"Jaemin!" Si pemilik senyum manis berseru. Lambaikan tangan pada sosok yang celingak-celinguk cari keberadaannya di antara keramaian para pengunjung kafe siang ini.
"Sorry telat. Tadi Renjun minta dianter ke toko buku dulu." Kalimatnya dilontarkan bahkan sebelum dia duduk.
Haechan mengerti, maklum. Beri angguk tanda terima permintaan maaf yang diperuntukkan padanya.
Mau bagaimana? Renjun itu orang yang ditaksir Jaemin. Sehingga sudah sepatutnya dia beri dukungan atas hubungan mereka. Meski harus menggerus rasa sabarnya layaknya hari ini. Di mana dia terjebak menunggu lebih lama.
Tapi, Haechan berusaha mengerti.
Sekali lagi, dia memaklumi keadaan semacam ini.
"Minuman lu biar gue yang bayar. Count it as my apology." Ucap Jaemin lagi, menatap Haechan dengan angguk satu kali, masih terus berdiri—hanya taruh ponsel di atas meja tepat berdampingan dengan ponsel milik Haechan.
"Emang harus lu yang bayar!" Haechan balas ketus, tatap tajam sosok di hadapan.
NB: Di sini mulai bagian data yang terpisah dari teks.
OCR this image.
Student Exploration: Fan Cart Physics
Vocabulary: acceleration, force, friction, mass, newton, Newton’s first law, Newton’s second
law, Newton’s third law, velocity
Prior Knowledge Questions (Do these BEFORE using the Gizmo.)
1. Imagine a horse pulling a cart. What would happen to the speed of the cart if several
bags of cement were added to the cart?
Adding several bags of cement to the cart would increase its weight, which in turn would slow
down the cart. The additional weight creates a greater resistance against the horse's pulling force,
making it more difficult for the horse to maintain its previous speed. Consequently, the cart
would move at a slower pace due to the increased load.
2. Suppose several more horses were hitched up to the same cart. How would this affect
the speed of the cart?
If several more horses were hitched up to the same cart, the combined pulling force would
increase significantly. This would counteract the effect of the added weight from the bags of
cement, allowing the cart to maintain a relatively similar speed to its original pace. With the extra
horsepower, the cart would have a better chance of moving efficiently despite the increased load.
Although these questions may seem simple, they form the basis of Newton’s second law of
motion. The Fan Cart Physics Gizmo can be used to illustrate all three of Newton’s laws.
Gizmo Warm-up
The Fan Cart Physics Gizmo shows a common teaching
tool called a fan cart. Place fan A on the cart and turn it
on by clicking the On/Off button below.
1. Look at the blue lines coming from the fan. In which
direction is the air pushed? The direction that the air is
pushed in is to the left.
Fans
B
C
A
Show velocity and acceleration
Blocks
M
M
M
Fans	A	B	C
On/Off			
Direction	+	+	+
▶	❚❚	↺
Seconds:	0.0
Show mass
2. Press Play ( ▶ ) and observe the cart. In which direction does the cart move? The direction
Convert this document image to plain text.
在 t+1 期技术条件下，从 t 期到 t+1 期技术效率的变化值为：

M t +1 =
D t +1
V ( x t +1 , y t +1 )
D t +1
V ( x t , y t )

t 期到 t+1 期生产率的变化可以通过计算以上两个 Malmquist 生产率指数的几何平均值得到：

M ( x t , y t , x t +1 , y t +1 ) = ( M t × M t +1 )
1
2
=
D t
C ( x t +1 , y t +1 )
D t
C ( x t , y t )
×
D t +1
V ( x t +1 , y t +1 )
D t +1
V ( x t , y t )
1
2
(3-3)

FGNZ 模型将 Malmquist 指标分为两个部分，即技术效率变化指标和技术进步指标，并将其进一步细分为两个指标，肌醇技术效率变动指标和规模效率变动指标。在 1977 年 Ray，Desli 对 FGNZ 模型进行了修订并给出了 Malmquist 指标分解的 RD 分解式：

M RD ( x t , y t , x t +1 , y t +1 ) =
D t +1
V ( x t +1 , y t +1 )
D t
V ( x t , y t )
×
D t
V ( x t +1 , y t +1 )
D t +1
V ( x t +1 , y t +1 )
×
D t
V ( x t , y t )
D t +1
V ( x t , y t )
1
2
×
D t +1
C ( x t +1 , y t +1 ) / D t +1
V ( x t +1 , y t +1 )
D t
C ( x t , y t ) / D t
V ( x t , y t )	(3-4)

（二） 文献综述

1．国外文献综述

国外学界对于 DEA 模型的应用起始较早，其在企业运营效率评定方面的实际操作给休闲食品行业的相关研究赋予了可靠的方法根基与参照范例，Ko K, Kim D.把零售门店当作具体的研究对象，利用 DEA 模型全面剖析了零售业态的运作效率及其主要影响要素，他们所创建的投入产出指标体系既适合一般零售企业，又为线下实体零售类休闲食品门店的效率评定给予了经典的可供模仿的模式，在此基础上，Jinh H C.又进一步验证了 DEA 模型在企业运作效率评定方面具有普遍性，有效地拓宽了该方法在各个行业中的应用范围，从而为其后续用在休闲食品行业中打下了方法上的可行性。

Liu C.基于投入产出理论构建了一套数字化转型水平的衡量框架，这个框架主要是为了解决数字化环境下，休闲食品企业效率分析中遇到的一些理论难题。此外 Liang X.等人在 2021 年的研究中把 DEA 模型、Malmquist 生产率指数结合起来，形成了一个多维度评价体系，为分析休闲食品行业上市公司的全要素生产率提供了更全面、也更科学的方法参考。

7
Meski begitu, Jaemin tahu, Haechan tidak benar-benar marah. Sahabatnya itu tidak pernah marah kepadanya. Lantas dia terkekeh, bibir si juni yang melengkung turun dan manyun jadi alasan.
"Iya bawel, ini mau bayar sekalian gue pesen kopi." Rambut Haechan diusak berantakan, menghasilkan decak yang terdengar jelas, tapi Jaemin hanya membalas tawa kemudian berlalu begitu saja. Menuju penjaga kasir, sekalian pesan americano yang sudah dihapal luar kepala oleh barista di kafe itu.
Ramai. Jaemin harus antre. Sesekali kalau tatapnya dengan Haechan bersinggungan, dia akan beri kerling menggoda tanpa alasan.
"Balik aja yuk," Sekonyong-konyong Haechan datang, berdiri tepat di sampingnya yang baru selesai sodorkan kertas sebagai alat tukar atas minuman yang mereka beli. Mendengar itu, Jaemin menukik heran. Dia bahkan belum sempat duduk, Haechan sudah mengajak pulang.
"Tempatnya makin rame jam segini. Males, mending balik ke apart." Si juni menjelaskan, bergelayut di lengan si anak agustus, memaksa supaya pria itu setuju.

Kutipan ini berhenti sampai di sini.